Moreover, although the explanation has been made in which air excluding carbon dioxide gas is supplied from the diffuser pipe 38, N2 gas may be used instead of this air. As explained above, the present invention is configured to be able to remove the parts of the aeration cell where floating matter and other deposits are attached, which not only simplifies the work, but also allows deposits to be removed from the sample water during the work of removing deposits. This has the effect that it will not fall, and will not cause clogging of the water sampling pipe or measurement errors.

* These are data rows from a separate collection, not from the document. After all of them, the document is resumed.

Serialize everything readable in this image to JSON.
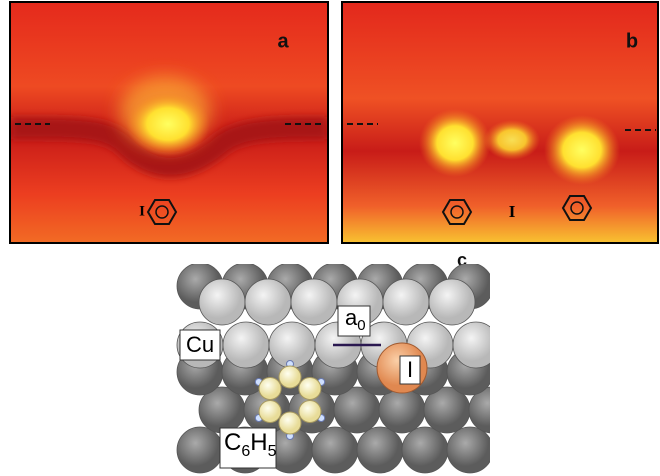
{
  "panels": {
    "a": "a",
    "b": "b",
    "c": "c"
  },
  "panel_a": {
    "iodine": "I"
  },
  "panel_b": {
    "iodine": "I"
  },
  "model": {
    "substrate": "Cu",
    "lattice": {
      "main": "a",
      "sub": "0"
    },
    "iodine": "I",
    "phenyl": [
      "C",
      "6",
      "H",
      "5"
    ]
  }
}
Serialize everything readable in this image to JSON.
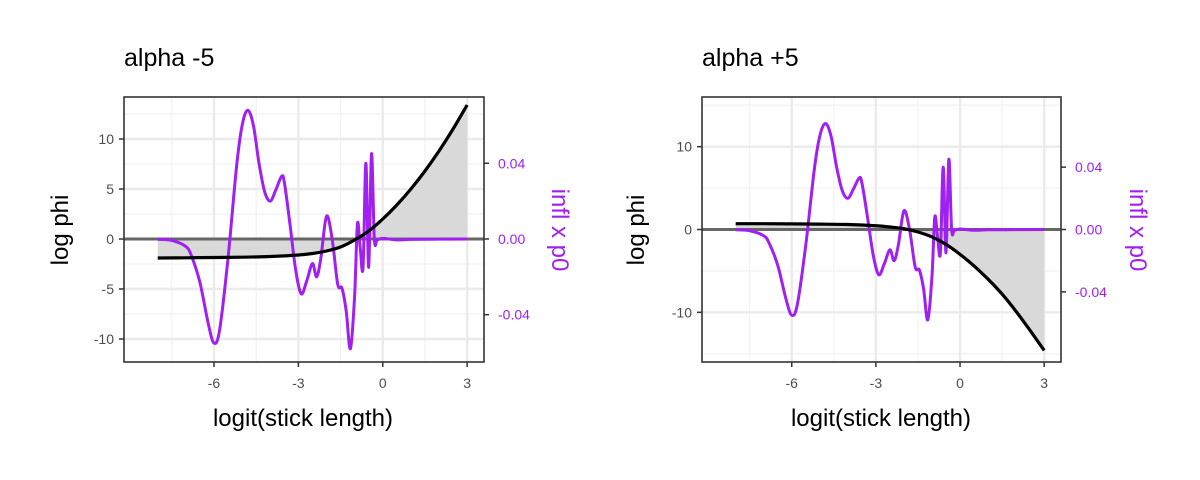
{
  "colors": {
    "phi_line": "#000000",
    "infl_line": "#a020f0",
    "shade": "#d9d9d9",
    "zero_line": "#666666",
    "grid_major": "#ebebeb",
    "grid_minor": "#f2f2f2",
    "panel_border": "#333333"
  },
  "chart_data": [
    {
      "type": "line",
      "title": "alpha -5",
      "xlabel": "logit(stick length)",
      "ylabel": "log phi",
      "y2label": "infl x p0",
      "xlim": [
        -9.2,
        3.6
      ],
      "ylim": [
        -12.3,
        14.2
      ],
      "y2lim": [
        -0.065,
        0.075
      ],
      "xticks": [
        -6,
        -3,
        0,
        3
      ],
      "xtick_labels": [
        "-6",
        "-3",
        "0",
        "3"
      ],
      "yticks": [
        -10,
        -5,
        0,
        5,
        10
      ],
      "ytick_labels": [
        "-10",
        "-5",
        "0",
        "5",
        "10"
      ],
      "y2ticks": [
        -0.04,
        0,
        0.04
      ],
      "y2tick_labels": [
        "-0.04",
        "0.00",
        "0.04"
      ],
      "grid": true,
      "series": [
        {
          "axis": "left",
          "style": "shaded",
          "x": [
            -8,
            -7,
            -6,
            -5,
            -4,
            -3,
            -2.5,
            -2,
            -1.5,
            -1,
            -0.5,
            0,
            0.5,
            1,
            1.5,
            2,
            2.5,
            3
          ],
          "values": [
            -1.9,
            -1.88,
            -1.85,
            -1.82,
            -1.75,
            -1.6,
            -1.45,
            -1.2,
            -0.8,
            -0.1,
            0.8,
            2.0,
            3.4,
            5.0,
            6.8,
            8.8,
            11.0,
            13.4
          ]
        },
        {
          "axis": "right",
          "style": "line",
          "x": [
            -8,
            -7.5,
            -7,
            -6.8,
            -6.5,
            -6.2,
            -6.0,
            -5.8,
            -5.5,
            -5.2,
            -5.0,
            -4.8,
            -4.6,
            -4.4,
            -4.2,
            -4.0,
            -3.8,
            -3.6,
            -3.5,
            -3.3,
            -3.1,
            -2.9,
            -2.7,
            -2.5,
            -2.35,
            -2.2,
            -2.0,
            -1.8,
            -1.6,
            -1.45,
            -1.3,
            -1.15,
            -1.0,
            -0.9,
            -0.8,
            -0.7,
            -0.6,
            -0.5,
            -0.4,
            -0.3,
            -0.2,
            0,
            0.5,
            1,
            2,
            3
          ],
          "values": [
            -0.0002,
            -0.0008,
            -0.004,
            -0.009,
            -0.023,
            -0.045,
            -0.055,
            -0.048,
            -0.01,
            0.038,
            0.06,
            0.068,
            0.06,
            0.04,
            0.025,
            0.02,
            0.026,
            0.033,
            0.03,
            0.008,
            -0.016,
            -0.029,
            -0.022,
            -0.013,
            -0.02,
            -0.01,
            0.012,
            0.0,
            -0.024,
            -0.026,
            -0.038,
            -0.058,
            -0.03,
            0.008,
            -0.005,
            -0.015,
            0.04,
            -0.015,
            0.045,
            0.0,
            -0.0005,
            0.0003,
            -0.0005,
            -0.0002,
            -0.0001,
            0
          ]
        }
      ]
    },
    {
      "type": "line",
      "title": "alpha +5",
      "xlabel": "logit(stick length)",
      "ylabel": "log phi",
      "y2label": "infl x p0",
      "xlim": [
        -9.2,
        3.6
      ],
      "ylim": [
        -16.0,
        16.0
      ],
      "y2lim": [
        -0.085,
        0.085
      ],
      "xticks": [
        -6,
        -3,
        0,
        3
      ],
      "xtick_labels": [
        "-6",
        "-3",
        "0",
        "3"
      ],
      "yticks": [
        -10,
        0,
        10
      ],
      "ytick_labels": [
        "-10",
        "0",
        "10"
      ],
      "y2ticks": [
        -0.04,
        0,
        0.04
      ],
      "y2tick_labels": [
        "-0.04",
        "0.00",
        "0.04"
      ],
      "grid": true,
      "series": [
        {
          "axis": "left",
          "style": "shaded",
          "x": [
            -8,
            -7,
            -6,
            -5,
            -4,
            -3,
            -2.5,
            -2,
            -1.5,
            -1,
            -0.5,
            0,
            0.5,
            1,
            1.5,
            2,
            2.5,
            3
          ],
          "values": [
            0.7,
            0.7,
            0.68,
            0.65,
            0.6,
            0.45,
            0.3,
            0.1,
            -0.3,
            -0.9,
            -1.8,
            -3.0,
            -4.4,
            -6.0,
            -7.8,
            -9.9,
            -12.2,
            -14.6
          ]
        },
        {
          "axis": "right",
          "style": "line",
          "x": [
            -8,
            -7.5,
            -7,
            -6.8,
            -6.5,
            -6.2,
            -6.0,
            -5.8,
            -5.5,
            -5.2,
            -5.0,
            -4.8,
            -4.6,
            -4.4,
            -4.2,
            -4.0,
            -3.8,
            -3.6,
            -3.5,
            -3.3,
            -3.1,
            -2.9,
            -2.7,
            -2.5,
            -2.35,
            -2.2,
            -2.0,
            -1.8,
            -1.6,
            -1.45,
            -1.3,
            -1.15,
            -1.0,
            -0.9,
            -0.8,
            -0.7,
            -0.6,
            -0.5,
            -0.4,
            -0.3,
            -0.2,
            0,
            0.5,
            1,
            2,
            3
          ],
          "values": [
            -0.0002,
            -0.0008,
            -0.004,
            -0.009,
            -0.023,
            -0.045,
            -0.055,
            -0.048,
            -0.01,
            0.038,
            0.06,
            0.068,
            0.06,
            0.04,
            0.025,
            0.02,
            0.026,
            0.033,
            0.03,
            0.008,
            -0.016,
            -0.029,
            -0.022,
            -0.013,
            -0.02,
            -0.01,
            0.012,
            0.0,
            -0.024,
            -0.026,
            -0.038,
            -0.058,
            -0.03,
            0.008,
            -0.005,
            -0.015,
            0.04,
            -0.015,
            0.045,
            0.0,
            -0.0005,
            0.0003,
            -0.0005,
            -0.0002,
            -0.0001,
            0
          ]
        }
      ]
    }
  ]
}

[Brief explanation of the drawing]

Fig. 1 is a sectional view for explaining a conventional inorganic carbon removal device, Fig. 2 is a sectional view for explaining an embodiment of the present invention, and Fig. 3 is a sectional view for explaining another embodiment of the present invention. FIG. 32...Sample water, 34...Sample water piping, 36...Explosion cell, 38...Air permeation pipe, 4
0... Water sampling cell, 42... Water tube, 43
...Lid, 44...Cylinder part, 47...
...Adherence.

Claims (1)

[Claims] 1. An aeration cell, piping for supplying sample water to this cell,
A water sampling cell to which the sample water aerated in the aeration cell is supplied, an overflow pipe connected to the top of the water sampling cell, and a cell that enters the cell from above the overflow pipe connection position. It is equipped with a water sampling pipe arranged,
An inorganic carbon removal device characterized in that a portion of the aeration cell to which floating matter or the like adheres is configured to be removable. 2. Claims characterized in that the lid removably provided on the aeration cell has a cylindrical portion that extends to the part of the cell where floating matter is attached and has an outer diameter that is slightly smaller than the inner wall of the cell. The inorganic carbon removal device according to item 1. 3. The inorganic carbon removal device according to claim 1, wherein the aeration cell is configured to be separable below the floating matter adhesion position.